Numbers of permanently unemployed set to rise, warns OECD

Financial Times Financial Times

July 9, 2015 10:36 am

Time is running out to stop millions of people from becoming permanently unemployed or trapped in low paid and insecure jobs, the Organisation for Economic Co-operation and Development has warned.

The Paris-based organisation said young people who entered the jobs market during the 2008/9 financial crisis were now approaching a “make or break point” in their working lives. Its research shows a person’s long-term career prospects are largely determined by their first decade in the labour market.

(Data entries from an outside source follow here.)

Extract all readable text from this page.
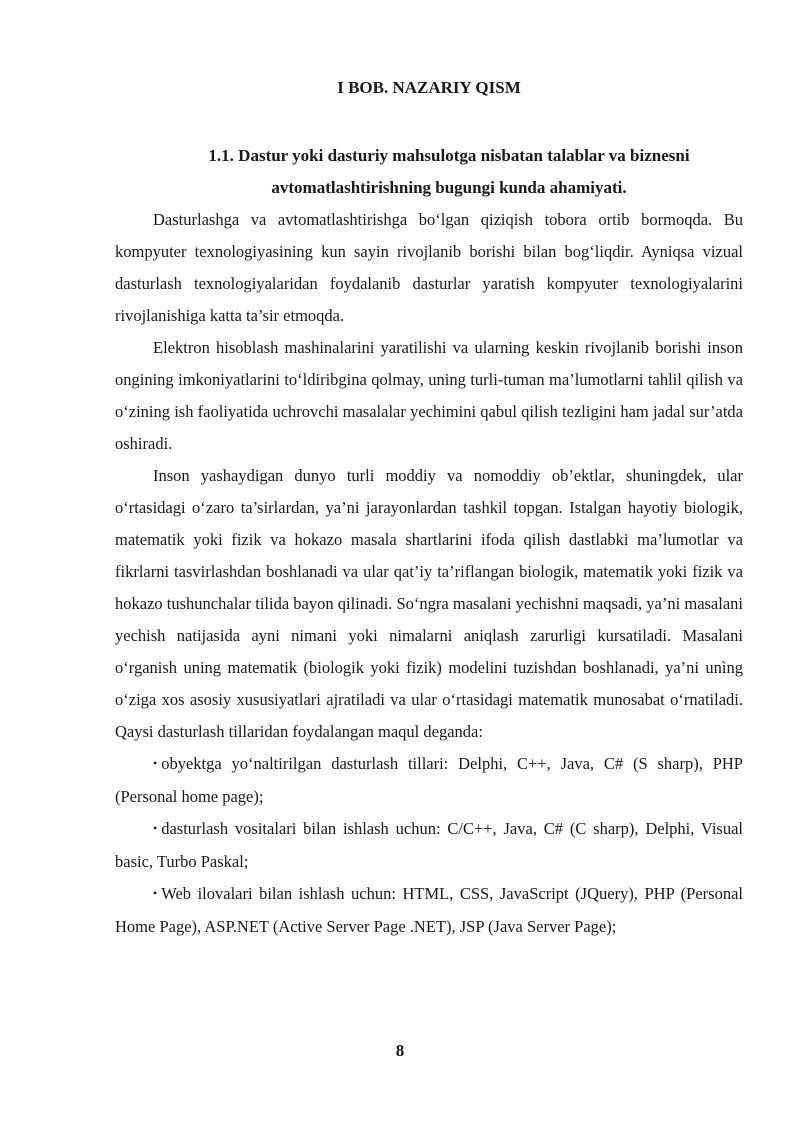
I BOB. NAZARIY QISM
1.1. Dastur yoki dasturiy mahsulotga nisbatan talablar va biznesni
avtomatlashtirishning bugungi kunda ahamiyati.

Dasturlashga va avtomatlashtirishga bo‘lgan qiziqish tobora ortib bormoqda. Bu kompyuter texnologiyasining kun sayin rivojlanib borishi bilan bog‘liqdir. Ayniqsa vizual dasturlash texnologiyalaridan foydalanib dasturlar yaratish kompyuter texnologiyalarini rivojlanishiga katta ta’sir etmoqda.

Elektron hisoblash mashinalarini yaratilishi va ularning keskin rivojlanib borishi inson ongining imkoniyatlarini to‘ldiribgina qolmay, uning turli-tuman ma’lumotlarni tahlil qilish va o‘zining ish faoliyatida uchrovchi masalalar yechimini qabul qilish tezligini ham jadal sur’atda oshiradi.

Inson yashaydigan dunyo turli moddiy va nomoddiy ob’ektlar, shuningdek, ular o‘rtasidagi o‘zaro ta’sirlardan, ya’ni jarayonlardan tashkil topgan. Istalgan hayotiy biologik, matematik yoki fizik va hokazo masala shartlarini ifoda qilish dastlabki ma’lumotlar va fikrlarni tasvirlashdan boshlanadi va ular qat’iy ta’riflangan biologik, matematik yoki fizik va hokazo tushunchalar tilida bayon qilinadi. So‘ngra masalani yechishni maqsadi, ya’ni masalani yechish natijasida ayni nimani yoki nimalarni aniqlash zarurligi kursatiladi. Masalani o‘rganish uning matematik (biologik yoki fizik) modelini tuzishdan boshlanadi, ya’ni unìng o‘ziga xos asosiy xususiyatlari ajratiladi va ular o‘rtasidagi matematik munosabat o‘rnatiladi. Qaysi dasturlash tillaridan foydalangan maqul deganda:

• obyektga yo‘naltirilgan dasturlash tillari: Delphi, C++, Java, C# (S sharp), PHP (Personal home page);

• dasturlash vositalari bilan ishlash uchun: C/C++, Java, C# (C sharp), Delphi, Visual basic, Turbo Paskal;

• Web ilovalari bilan ishlash uchun: HTML, CSS, JavaScript (JQuery), PHP (Personal Home Page), ASP.NET (Active Server Page .NET), JSP (Java Server Page);

8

“Governments need to act now to avoid a permanent increase in the number of workers stuck in chronic joblessness or moving between unemployment and low-paid precarious jobs,” said Angel Gurría, OECD secretary-general. “If that happens, the long-run legacy of the crisis would be to ratchet inequality up yet another notch from levels that were already far too high.”

The OECD’s annual Employment Outlook shows unemployment is starting to recede slowly in developed countries, including in those hardest hit by the crisis. But about 42m people were still jobless in the 34 OECD countries in May, 10m more than before the crash. In addition, real wage growth remains unusually weak, averaging 0.5 per cent a year since 2007.

There are vast disparities between countries: by the end of 2016, the OECD predicts unemployment will have dropped to about 5 per cent in the UK and US, but expects it to remain above 20 per cent in Spain and Greece.

As Greece’s debt crisis intensifies, the OECD’s data demonstrate just how badly its workers have suffered: youth unemployment is about 50 per cent, in spite of a sharp fall in average real wages and a 22 per cent cut in the cash value of the minimum wage between 2011 and 2012.

The OECD’s biggest concern is the sharp increase in long-term unemployment since the crisis, particularly among young people. More than a third of the unemployed in the OECD area have been out of work for a year or longer, and their ranks have swollen 77 per cent since 2007.

Mr Gurría urged policy makers to spend more money to help the unemployed back into work, pointing out that many countries had slashed spending on this area as they tried to repair their budget deficits after the crisis. Real spending on active labour market programmes per unemployed person fell between 2007 and 2013 by more than 50 per cent in Ireland, Italy, Spain and the UK.

Like the International Labour Organisation, the UN’s labour market division, the OECD is becoming increasingly worried about the quality and security of jobs at the bottom of the labour market, which are partly the result of globalisation and long-term technological shifts, as well as the cyclical effects of the crisis. It endorsed policies that support the incomes and upward mobility of people on the bottom rungs of the jobs market, such as carefully-set minimum wages and better skills training.

It published new research that suggests countries with a large number of workers with poor information-processing skills can boost upward mobility and reduce inequality if they can find and fund ways to improve those skills.